Overview

This repo will walk you through setting up the Azure infrastructure necessary to build custom images using Azure Image Builder and push to a Shared Image Gallery. You will need to have Terraform either locally on your machine or you can clone this repo in your Azure Cloud Shell which already has Terraform installed.

Setup

1. Read through these guides

   • https://github.com/marketplace/actions/build-azure-virtual-machine-image

   • https://github.com/Azure/build-vm-image

2. Make sure you have a service principal with the proper permissions in your subscription

   az ad sp create-for-rbac --name "myGitHubAction" --role contributor \
     --scopes <YOUR SCOPE> \
     --sdk-auth

   Copy the contents to your clipboard

3. In your GitHub repo, head over to Settings and create a new Secret named AZURE_CREDENTIALS and paste in the content from the step above

4. Build your infrastructure using terraform apply from the root of this repo.

   There is a variables.tf file in the root directory which contain default values for variables. You should overwrite the defaults with your own values by providing a file that ends with the name *.auto.tfvars or if you are running Terraform Cloud in a remote workspace, you can add variables which effectively act as your remote *.auto.tfvars file

Build image using GitHub Action

1. Add a new GitHub Action and paste in the following for a basic Windows 10 multi-session image build. See the .github/workflows directory in this repo for customizing your build.

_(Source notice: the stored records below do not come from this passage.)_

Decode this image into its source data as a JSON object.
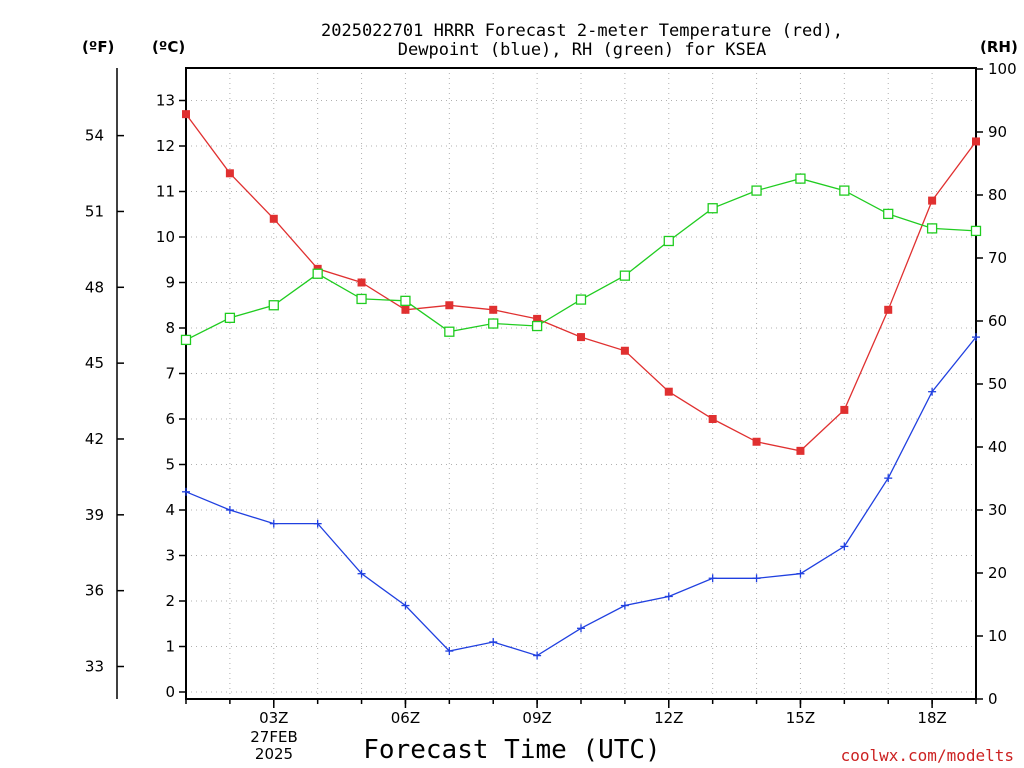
{
  "chart_data": {
    "type": "line",
    "title_line1": "2025022701 HRRR Forecast 2-meter Temperature (red),",
    "title_line2": "Dewpoint (blue), RH (green) for KSEA",
    "xlabel": "Forecast Time (UTC)",
    "credit": "coolwx.com/modelts",
    "units": {
      "fahrenheit": "(ºF)",
      "celsius": "(ºC)",
      "rh": "(RH)"
    },
    "x_hours_utc": [
      1,
      2,
      3,
      4,
      5,
      6,
      7,
      8,
      9,
      10,
      11,
      12,
      13,
      14,
      15,
      16,
      17,
      18,
      19
    ],
    "x_ticks": [
      {
        "hour": 3,
        "label": "03Z"
      },
      {
        "hour": 6,
        "label": "06Z"
      },
      {
        "hour": 9,
        "label": "09Z"
      },
      {
        "hour": 12,
        "label": "12Z"
      },
      {
        "hour": 15,
        "label": "15Z"
      },
      {
        "hour": 18,
        "label": "18Z"
      }
    ],
    "x_date_labels": [
      "27FEB",
      "2025"
    ],
    "xlim": [
      1,
      19
    ],
    "y_celsius": {
      "lim": [
        0,
        14
      ],
      "ticks": [
        "0",
        "1",
        "2",
        "3",
        "4",
        "5",
        "6",
        "7",
        "8",
        "9",
        "10",
        "11",
        "12",
        "13"
      ]
    },
    "y_fahrenheit": {
      "ticks": [
        "33",
        "36",
        "39",
        "42",
        "45",
        "48",
        "51",
        "54"
      ]
    },
    "y_rh": {
      "lim": [
        0,
        100
      ],
      "ticks": [
        "0",
        "10",
        "20",
        "30",
        "40",
        "50",
        "60",
        "70",
        "80",
        "90",
        "100"
      ]
    },
    "series": [
      {
        "name": "Temperature",
        "color": "#e03030",
        "axis": "celsius",
        "marker": "filled-square",
        "values": [
          12.7,
          11.4,
          10.4,
          9.3,
          9.0,
          8.4,
          8.5,
          8.4,
          8.2,
          7.8,
          7.5,
          6.6,
          6.0,
          5.5,
          5.3,
          6.2,
          8.4,
          10.8,
          12.1
        ]
      },
      {
        "name": "Dewpoint",
        "color": "#2040e0",
        "axis": "celsius",
        "marker": "plus",
        "values": [
          4.4,
          4.0,
          3.7,
          3.7,
          2.6,
          1.9,
          0.9,
          1.1,
          0.8,
          1.4,
          1.9,
          2.1,
          2.5,
          2.5,
          2.6,
          3.2,
          4.7,
          6.6,
          7.8
        ]
      },
      {
        "name": "RH",
        "color": "#20cc20",
        "axis": "rh",
        "marker": "open-square",
        "values": [
          57,
          60.5,
          62.5,
          67.5,
          63.5,
          63.2,
          58.3,
          59.6,
          59.2,
          63.4,
          67.2,
          72.7,
          77.9,
          80.7,
          82.6,
          80.7,
          77,
          74.7,
          74.3
        ]
      }
    ]
  }
}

   name: create_custom_windows_image
   
   on: push
   
   jobs:
     azure-image-builder:
       runs-on: windows-latest
       steps:
         - name: Checkout
           uses: actions/checkout@v2
   
         - name: Azure login
           uses: azure/login@v1
           with:
             creds: ${{secrets.AZURE_CREDENTIALS}}
   
         - name: Build custom VM image
           uses: azure/build-vm-image@v0
           with:
             resource-group-name: "<YOUR RESOURCE GROUP>"
             managed-identity: "<YOUR USER ASSIGNED MANAGED IDENTITY>"
             location: "<YOUR AZURE IMAGE BUILDER LOCATION>"
             source-os-type: "Windows"
             source-image-type: "PlatformImage"
             source-image: microsoftwindowsdesktop:office-365:20h1-evd-o365pp:latest
             dist-type: "SharedImageGallery"
             dist-resource-id: "/subscriptions/<YOUR SUBSCIRPTION ID>/resourceGroups/<YOUR RESOURCE GROUP>/providers/Microsoft.Compute/galleries/<YOUR SHARED IMAGE GALLERY NAME>/images/<YOUR SHARED IMAGE NAME>"
             dist-location: "<YOUR SHARED IMAGE GALLERY REPLICATION LOCATIONS>"

Build a new AVD Session Host using your new image

1. If you navigate to the https://github.com/pauldotyu/azure-avd-terraform repo, you'll find additional Terraform that you can use to build your AVD Workspace, Application Groups, Host Pool, and Session Hosts.

Troubleshooting Tips

• If you encounter errors in the workflow but there is no meaningful error message, then head over to your subscription and check the activity log. Chances are you may be running into a policy action.

Clean up

When deleting resources using the terraform destroy command, make sure you delete all image versions first.